Voyez-vous bien, mon cher auditeur, que si Jésus-Christ a parlé en ces termes, ça été pour montrer qu’il est consubstantiel à son Père, et que par lui-même ensuite il n’a pas besoin du témoignage d’un autre ; enfin, pour faire voir qu’il n’a rien de moins que le Père ? Reconnaissez donc son autorité dans ces paroles : « Or, je me rends témoignage à moi-même, et mon Père qui m’a envoyé me rend « aussi témoignage (18) ». Jésus-Christ n’aurait pas dit cela, s’il était d’une substance inférieure.
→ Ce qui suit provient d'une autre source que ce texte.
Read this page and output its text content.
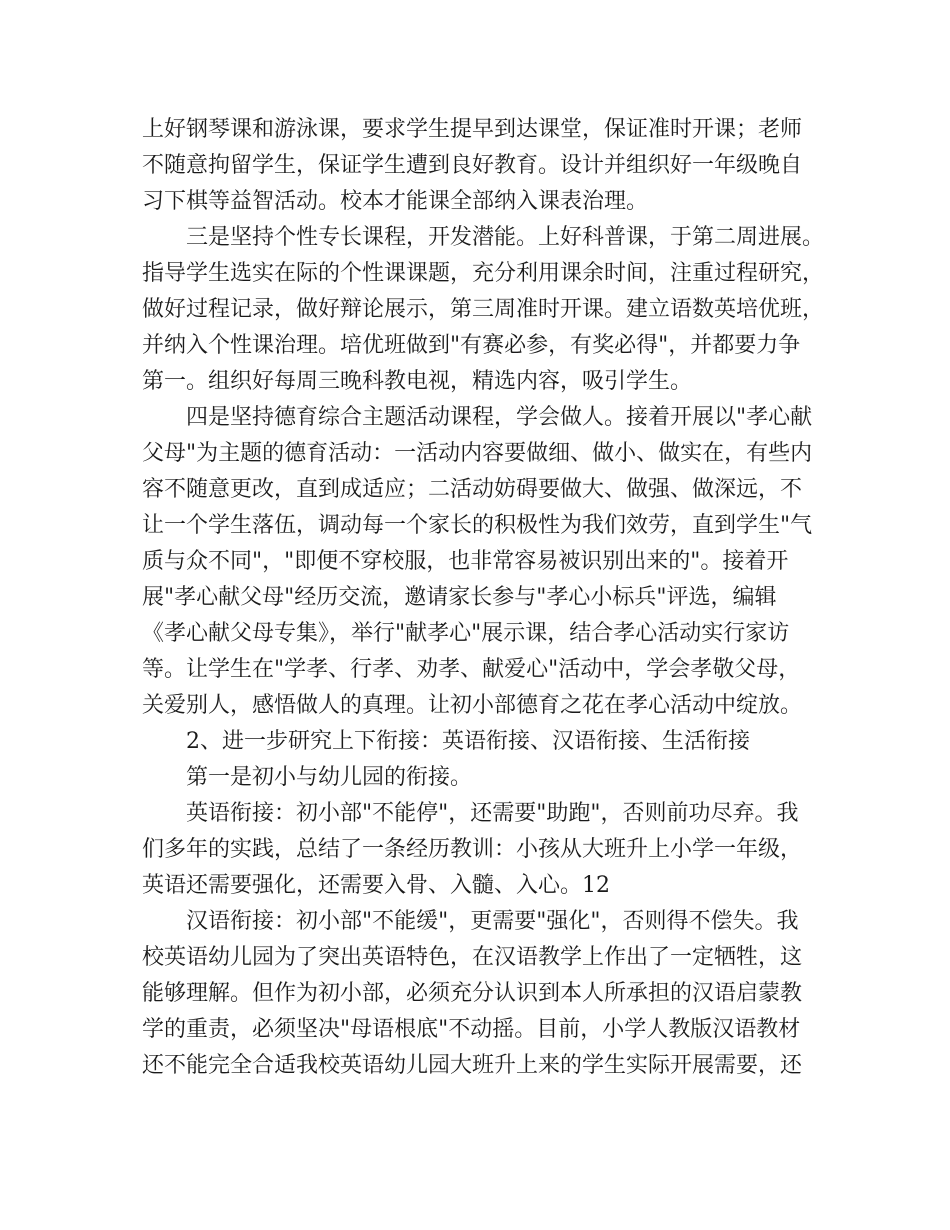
上好钢琴课和游泳课，要求学生提早到达课堂，保证准时开课；老师
不随意拘留学生，保证学生遭到良好教育。设计并组织好一年级晚自
习下棋等益智活动。校本才能课全部纳入课表治理。
三是坚持个性专长课程，开发潜能。上好科普课，于第二周进展。
指导学生选实在际的个性课课题，充分利用课余时间，注重过程研究，
做好过程记录，做好辩论展示，第三周准时开课。建立语数英培优班，
并纳入个性课治理。培优班做到"有赛必参，有奖必得"，并都要力争
第一。组织好每周三晚科教电视，精选内容，吸引学生。
四是坚持德育综合主题活动课程，学会做人。接着开展以"孝心献
父母"为主题的德育活动：一活动内容要做细、做小、做实在，有些内
容不随意更改，直到成适应；二活动妨碍要做大、做强、做深远，不
让一个学生落伍，调动每一个家长的积极性为我们效劳，直到学生"气
质与众不同"，"即便不穿校服，也非常容易被识别出来的"。接着开
展"孝心献父母"经历交流，邀请家长参与"孝心小标兵"评选，编辑
《孝心献父母专集》，举行"献孝心"展示课，结合孝心活动实行家访
等。让学生在"学孝、行孝、劝孝、献爱心"活动中，学会孝敬父母，
关爱别人，感悟做人的真理。让初小部德育之花在孝心活动中绽放。
2、进一步研究上下衔接：英语衔接、汉语衔接、生活衔接
第一是初小与幼儿园的衔接。
英语衔接：初小部"不能停"，还需要"助跑"，否则前功尽弃。我
们多年的实践，总结了一条经历教训：小孩从大班升上小学一年级，
英语还需要强化，还需要入骨、入髓、入心。12
汉语衔接：初小部"不能缓"，更需要"强化"，否则得不偿失。我
校英语幼儿园为了突出英语特色，在汉语教学上作出了一定牺牲，这
能够理解。但作为初小部，必须充分认识到本人所承担的汉语启蒙教
学的重责，必须坚决"母语根底"不动摇。目前，小学人教版汉语教材
还不能完全合适我校英语幼儿园大班升上来的学生实际开展需要，还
Ensuite, pour vous convaincre qu’en parlant ainsi il n’a pas eu en vue le nombre « deux », faites bien attention que sa puissance n’est en rien différente de celle du Père. Un homme rend témoignage lorsque, par lui-même, il est digne de foi et qu’il n’a pas besoin du témoignage d’un autre, et cela, lorsqu’il s’agit d’une affaire qui ne le regarde point et qui lui est étrangère ; mais dans sa propre cause il n 'est pas croyable et il a besoin d’un témoignage. Mais c’est tout le contraire pour Jésus-Christ : lors même qu’il se rend témoignage dans sa propre cause et qu’il dit qu’il a le témoignage d’un autre, il se déclare digne de foi, montrant partout son autorité. En effet, pourquoi ayant dit : « Je ne suis pas seul, mais moi et mon Père qui m’a envoyé », et le témoignage de deux témoins est véritable ; n’en est-il pas demeuré là et a-t-il ajouté : « Je me rends témoignage à moi-même ? » N’est-ce pas uniquement pour montrer son autorité ? Et il se met le premier : « Je me rends témoignage à moi-même ». Ici Jésus-Christ montre qu’il est égal en dignité à son Père et qu’il ne sert de rien aux Juifs de se glorifier de connaître Dieu le Père, s’ils ne le connaissent pas lui-même ; et encore que c’est parce qu’ils ne veulent pas le connaître qu’ils ne le connaissent pas. Jésus leur dit donc qu’on ne peut connaître le Père sans le connaître lui-même, afin de les attirer par là à sa connaissance. Comme ils le négligeaient et cherchaient toujours à connaître directement le Père, il leur dit : « Vous ne pouvez pas connaître le Père sans moi ». C’est pourquoi ceux qui blasphèment contre le Fils, ne blasphèment pas seulement contre le Fils, mais aussi contre le Père.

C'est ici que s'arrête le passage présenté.